I’ve started the down-regulation process. I will have 20-ish days that I have to take the Suprefact nasal spray… 5x a day… at specifically timed intervals. And I’m totally freaking out.
Some context: I hate starting new drugs, even like over the counter stuff, it triggers anxiety in me that I’m going to experience horrible side effects, or like a life threatening allergic reaction. It’s never happened mind you, but fears aren’t rational. So every time I start a new drug I worry pretty much the whole first day.
I am also worrying that I might wind up over-suppressing my touchy ovaries. Which could happen… and might make a break between cycles longer than I’d like… But this is the protocol I was assigned so I must suck it up.
Starting this protocol has also resurfaced some of the anger that I have to do all this shit. I have mostly been feeling excited leading up to this so I was a little surprised when I got really mad at having to get up with my alarm and snort the nose spray that first day. But I guess it shouldn’t have been surprising, as happy as I am that I have this shot, as relieved as I am that it has a 50 ish % chance of working instead of the typical 5% I roll with month to month, I still wish it didn’t have to be like this. I would have loved to have magically conceived while waiting to start treatment. But it was not to be.
So, I started taking the Suprefact:
CD16/ First day of Suprefact: The 5x a day nasal spray is a pain in the ass, I immediately regret not opting for the once a day injection. I had some side effects already and really hope they get better, not worse. I noticed dizziness most of the day, a light headache and some really gnarly hot flashes in the evening. I guess best case scenario is that I know it’s working. But I hope it gets a little better as I have a really busy month over and above the FET stuff and would like to be able to at least halfway concentrate on it instead of on not vomiting.

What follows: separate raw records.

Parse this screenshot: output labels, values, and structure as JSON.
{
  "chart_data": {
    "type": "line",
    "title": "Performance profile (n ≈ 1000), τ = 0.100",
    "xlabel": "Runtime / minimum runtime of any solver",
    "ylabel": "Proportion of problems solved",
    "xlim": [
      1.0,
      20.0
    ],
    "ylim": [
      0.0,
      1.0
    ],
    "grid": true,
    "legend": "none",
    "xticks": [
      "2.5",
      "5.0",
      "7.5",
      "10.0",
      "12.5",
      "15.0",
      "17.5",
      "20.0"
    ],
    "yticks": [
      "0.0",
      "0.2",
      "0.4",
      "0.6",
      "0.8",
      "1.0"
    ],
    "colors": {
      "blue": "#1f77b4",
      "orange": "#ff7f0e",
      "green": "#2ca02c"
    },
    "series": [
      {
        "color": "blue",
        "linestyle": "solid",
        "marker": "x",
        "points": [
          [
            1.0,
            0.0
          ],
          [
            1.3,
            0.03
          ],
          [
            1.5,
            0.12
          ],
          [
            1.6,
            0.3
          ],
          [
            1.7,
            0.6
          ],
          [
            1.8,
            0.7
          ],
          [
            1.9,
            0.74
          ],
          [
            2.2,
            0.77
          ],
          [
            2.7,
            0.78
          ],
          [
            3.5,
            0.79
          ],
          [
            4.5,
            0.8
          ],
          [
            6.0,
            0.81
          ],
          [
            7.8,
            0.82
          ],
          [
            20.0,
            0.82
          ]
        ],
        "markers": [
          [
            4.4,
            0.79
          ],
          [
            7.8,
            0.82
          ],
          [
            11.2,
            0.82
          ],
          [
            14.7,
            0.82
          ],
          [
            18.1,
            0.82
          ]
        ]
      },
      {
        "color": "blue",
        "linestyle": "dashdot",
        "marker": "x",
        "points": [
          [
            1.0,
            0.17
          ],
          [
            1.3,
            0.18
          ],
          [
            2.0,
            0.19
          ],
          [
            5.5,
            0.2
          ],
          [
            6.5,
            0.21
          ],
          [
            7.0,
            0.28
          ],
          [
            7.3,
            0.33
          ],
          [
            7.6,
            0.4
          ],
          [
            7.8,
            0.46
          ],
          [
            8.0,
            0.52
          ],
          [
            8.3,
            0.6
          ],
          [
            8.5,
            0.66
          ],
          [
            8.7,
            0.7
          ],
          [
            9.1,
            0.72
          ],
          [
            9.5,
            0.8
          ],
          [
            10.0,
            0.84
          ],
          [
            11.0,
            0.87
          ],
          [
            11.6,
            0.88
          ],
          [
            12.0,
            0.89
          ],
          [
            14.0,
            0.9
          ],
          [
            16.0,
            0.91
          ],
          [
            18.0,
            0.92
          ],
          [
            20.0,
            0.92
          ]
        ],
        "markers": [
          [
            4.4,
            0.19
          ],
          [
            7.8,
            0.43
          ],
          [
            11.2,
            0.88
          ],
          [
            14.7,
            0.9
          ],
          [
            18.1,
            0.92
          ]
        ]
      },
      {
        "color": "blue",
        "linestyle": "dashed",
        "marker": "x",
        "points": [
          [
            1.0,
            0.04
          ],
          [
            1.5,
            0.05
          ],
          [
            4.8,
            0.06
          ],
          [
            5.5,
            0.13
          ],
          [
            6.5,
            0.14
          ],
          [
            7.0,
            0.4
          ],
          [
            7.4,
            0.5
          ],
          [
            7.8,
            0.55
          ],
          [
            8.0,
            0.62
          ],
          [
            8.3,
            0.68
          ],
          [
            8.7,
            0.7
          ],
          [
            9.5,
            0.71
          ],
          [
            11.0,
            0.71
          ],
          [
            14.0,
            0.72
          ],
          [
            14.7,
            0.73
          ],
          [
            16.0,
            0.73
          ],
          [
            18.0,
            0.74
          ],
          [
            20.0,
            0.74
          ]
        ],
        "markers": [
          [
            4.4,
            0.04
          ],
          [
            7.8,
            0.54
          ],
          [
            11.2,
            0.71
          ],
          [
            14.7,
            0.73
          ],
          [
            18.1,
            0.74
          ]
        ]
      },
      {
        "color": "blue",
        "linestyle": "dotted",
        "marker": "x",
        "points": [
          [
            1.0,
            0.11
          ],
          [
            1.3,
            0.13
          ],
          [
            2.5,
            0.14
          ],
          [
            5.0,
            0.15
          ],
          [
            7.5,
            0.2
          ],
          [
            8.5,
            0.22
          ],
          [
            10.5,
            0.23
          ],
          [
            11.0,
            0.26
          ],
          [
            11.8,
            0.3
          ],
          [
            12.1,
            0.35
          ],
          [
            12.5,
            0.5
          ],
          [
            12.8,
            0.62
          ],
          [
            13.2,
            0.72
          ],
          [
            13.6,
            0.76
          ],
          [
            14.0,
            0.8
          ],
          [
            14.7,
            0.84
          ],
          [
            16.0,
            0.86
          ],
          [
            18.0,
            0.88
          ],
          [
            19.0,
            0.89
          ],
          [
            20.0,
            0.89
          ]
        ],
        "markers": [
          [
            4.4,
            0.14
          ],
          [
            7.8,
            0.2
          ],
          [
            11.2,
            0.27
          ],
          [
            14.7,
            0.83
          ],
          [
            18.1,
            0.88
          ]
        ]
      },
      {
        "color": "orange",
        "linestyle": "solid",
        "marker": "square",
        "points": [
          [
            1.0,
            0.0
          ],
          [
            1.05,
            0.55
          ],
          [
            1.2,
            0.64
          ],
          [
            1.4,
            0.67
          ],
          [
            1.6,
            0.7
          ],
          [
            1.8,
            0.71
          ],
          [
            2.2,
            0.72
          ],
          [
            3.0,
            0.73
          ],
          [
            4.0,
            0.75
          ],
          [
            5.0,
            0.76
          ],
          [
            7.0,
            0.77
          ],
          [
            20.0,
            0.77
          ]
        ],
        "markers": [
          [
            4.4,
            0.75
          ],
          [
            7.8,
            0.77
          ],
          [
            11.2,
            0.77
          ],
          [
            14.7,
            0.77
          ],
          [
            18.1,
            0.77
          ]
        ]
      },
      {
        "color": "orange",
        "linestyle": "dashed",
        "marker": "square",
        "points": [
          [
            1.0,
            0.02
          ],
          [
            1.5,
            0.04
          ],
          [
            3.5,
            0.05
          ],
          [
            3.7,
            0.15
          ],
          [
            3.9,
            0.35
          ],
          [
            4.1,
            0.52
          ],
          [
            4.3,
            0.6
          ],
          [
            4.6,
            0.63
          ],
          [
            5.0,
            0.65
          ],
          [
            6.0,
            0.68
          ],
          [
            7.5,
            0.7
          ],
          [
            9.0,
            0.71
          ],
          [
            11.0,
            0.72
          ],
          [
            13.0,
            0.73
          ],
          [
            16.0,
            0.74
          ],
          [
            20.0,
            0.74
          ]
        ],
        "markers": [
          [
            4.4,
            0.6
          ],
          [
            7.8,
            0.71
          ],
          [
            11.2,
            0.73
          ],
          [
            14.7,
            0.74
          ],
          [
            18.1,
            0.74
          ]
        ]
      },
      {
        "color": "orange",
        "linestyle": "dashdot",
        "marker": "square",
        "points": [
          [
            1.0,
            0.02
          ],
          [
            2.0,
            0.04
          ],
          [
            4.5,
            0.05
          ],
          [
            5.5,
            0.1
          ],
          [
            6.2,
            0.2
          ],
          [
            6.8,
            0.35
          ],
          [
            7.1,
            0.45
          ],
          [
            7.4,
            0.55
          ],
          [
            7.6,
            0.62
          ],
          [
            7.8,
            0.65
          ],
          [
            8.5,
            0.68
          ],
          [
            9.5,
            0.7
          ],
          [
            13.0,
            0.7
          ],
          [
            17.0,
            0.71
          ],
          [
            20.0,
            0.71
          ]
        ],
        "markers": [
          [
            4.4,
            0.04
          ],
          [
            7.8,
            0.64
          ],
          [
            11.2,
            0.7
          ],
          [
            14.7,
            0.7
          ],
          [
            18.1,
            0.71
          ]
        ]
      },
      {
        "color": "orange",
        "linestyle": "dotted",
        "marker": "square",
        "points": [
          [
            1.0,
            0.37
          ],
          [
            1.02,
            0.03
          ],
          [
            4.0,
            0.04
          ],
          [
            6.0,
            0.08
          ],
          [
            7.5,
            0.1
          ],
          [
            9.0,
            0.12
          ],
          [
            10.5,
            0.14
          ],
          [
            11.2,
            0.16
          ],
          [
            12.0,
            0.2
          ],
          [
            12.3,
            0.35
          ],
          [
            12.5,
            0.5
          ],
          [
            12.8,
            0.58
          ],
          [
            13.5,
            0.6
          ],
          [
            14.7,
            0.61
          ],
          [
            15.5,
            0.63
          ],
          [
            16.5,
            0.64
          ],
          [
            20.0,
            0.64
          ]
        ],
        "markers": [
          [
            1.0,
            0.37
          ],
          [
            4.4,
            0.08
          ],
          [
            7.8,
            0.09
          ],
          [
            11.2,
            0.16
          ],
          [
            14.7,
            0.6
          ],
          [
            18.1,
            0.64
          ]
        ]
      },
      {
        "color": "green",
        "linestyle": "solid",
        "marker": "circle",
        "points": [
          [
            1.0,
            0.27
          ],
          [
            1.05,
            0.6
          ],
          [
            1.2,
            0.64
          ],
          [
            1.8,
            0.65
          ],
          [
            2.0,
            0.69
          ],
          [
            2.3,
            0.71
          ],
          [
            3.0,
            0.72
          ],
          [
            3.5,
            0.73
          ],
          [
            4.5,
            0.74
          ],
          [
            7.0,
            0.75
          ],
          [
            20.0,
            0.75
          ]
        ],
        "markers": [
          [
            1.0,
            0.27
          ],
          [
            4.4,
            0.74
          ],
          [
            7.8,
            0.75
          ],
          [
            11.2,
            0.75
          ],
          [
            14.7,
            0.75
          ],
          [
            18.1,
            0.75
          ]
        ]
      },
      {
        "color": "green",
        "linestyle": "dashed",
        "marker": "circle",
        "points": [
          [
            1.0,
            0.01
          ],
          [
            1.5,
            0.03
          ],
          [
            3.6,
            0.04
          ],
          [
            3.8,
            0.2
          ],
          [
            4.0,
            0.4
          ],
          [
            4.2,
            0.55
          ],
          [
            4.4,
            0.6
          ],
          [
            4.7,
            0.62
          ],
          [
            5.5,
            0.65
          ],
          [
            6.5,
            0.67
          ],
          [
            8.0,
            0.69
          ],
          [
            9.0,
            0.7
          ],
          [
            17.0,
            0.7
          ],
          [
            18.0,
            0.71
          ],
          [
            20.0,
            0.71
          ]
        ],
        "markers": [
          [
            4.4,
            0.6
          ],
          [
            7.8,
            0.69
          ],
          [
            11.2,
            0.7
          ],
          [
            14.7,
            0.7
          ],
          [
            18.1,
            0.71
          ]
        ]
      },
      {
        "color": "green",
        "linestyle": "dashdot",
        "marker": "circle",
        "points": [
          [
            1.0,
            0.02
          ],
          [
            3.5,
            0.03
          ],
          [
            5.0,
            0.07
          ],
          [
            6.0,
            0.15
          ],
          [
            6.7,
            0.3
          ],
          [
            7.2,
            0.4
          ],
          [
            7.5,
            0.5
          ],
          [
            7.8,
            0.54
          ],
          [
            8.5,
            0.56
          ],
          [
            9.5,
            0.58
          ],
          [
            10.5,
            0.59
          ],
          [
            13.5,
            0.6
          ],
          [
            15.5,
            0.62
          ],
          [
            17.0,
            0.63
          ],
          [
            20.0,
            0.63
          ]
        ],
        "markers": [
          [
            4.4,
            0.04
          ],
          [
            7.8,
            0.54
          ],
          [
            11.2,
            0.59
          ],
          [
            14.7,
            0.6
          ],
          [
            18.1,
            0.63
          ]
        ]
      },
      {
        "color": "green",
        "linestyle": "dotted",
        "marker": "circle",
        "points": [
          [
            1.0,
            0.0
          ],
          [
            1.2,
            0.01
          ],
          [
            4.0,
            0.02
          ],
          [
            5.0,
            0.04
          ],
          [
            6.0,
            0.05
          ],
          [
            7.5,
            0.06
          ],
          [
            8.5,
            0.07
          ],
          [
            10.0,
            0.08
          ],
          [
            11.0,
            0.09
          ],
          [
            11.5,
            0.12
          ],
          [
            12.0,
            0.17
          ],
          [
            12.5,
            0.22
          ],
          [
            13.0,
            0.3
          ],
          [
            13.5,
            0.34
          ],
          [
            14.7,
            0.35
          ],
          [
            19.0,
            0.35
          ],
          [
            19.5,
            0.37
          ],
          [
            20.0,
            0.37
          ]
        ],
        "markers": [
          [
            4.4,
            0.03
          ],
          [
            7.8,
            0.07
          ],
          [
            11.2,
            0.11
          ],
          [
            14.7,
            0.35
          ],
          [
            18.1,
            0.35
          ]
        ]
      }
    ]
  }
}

Day 2: Dizziness not as constant as the first day but there were a few times where it hit me really hard and I almost fell over. So that’s fun. I also have gotten two huge gross cystic pimples, I typically get these around PMS time so I guess I’m not shocked though it totally sucks. A little bit of abdominal pain in the pm but nothing consistent.
Day 3- 5: Dizziness and diarrhea continue to be the most annoying symptoms but now also add in insomnia. Which I get pre-AF all the time anyway but that usually lasts a matter of days NOT WEEKS. Ugh. Zits are settling down.
Day 7: Things are finally simmering down on the side effects train. Still, have bouts of dizziness and I’m sleeping way too lightly, waking up and not going back to sleep often. But at least I don’t feel as much like a bag of shit as I did the first 3 days. ROUGH. Although since it was only 3 days of really gross feelings I guess it did turn out to be easier than a fresh cycle. Despite the bad side effects, since it was short lived.
I probably have another week or two on this nose spray and I am starting to really regret not opting for the once a day injection. I have forgotten my spray at home a bunch and have had to: be late for meetings, leave parties early, leave a play date and return after doing the spray, bail on friends plans due to poor timing, not be able to buy my kiddo new shoes because I had to head home. I need to just throw it in my damn purse when I leave the house but I’m still new to this. So even though the injectable form would have involved more needles, at least it would have only been once a day! 5x a day at exact times is STRESSFUL. If there is a next time (hope not) I will remember this.
Starting to get antsy for my period to start, it probably won’t for another week, but who knows what the Suprefact will make happen. It’s supposed to not make much change I don’t think but who knows. I will eagerly await the bleeding so that we can get on the transfer train!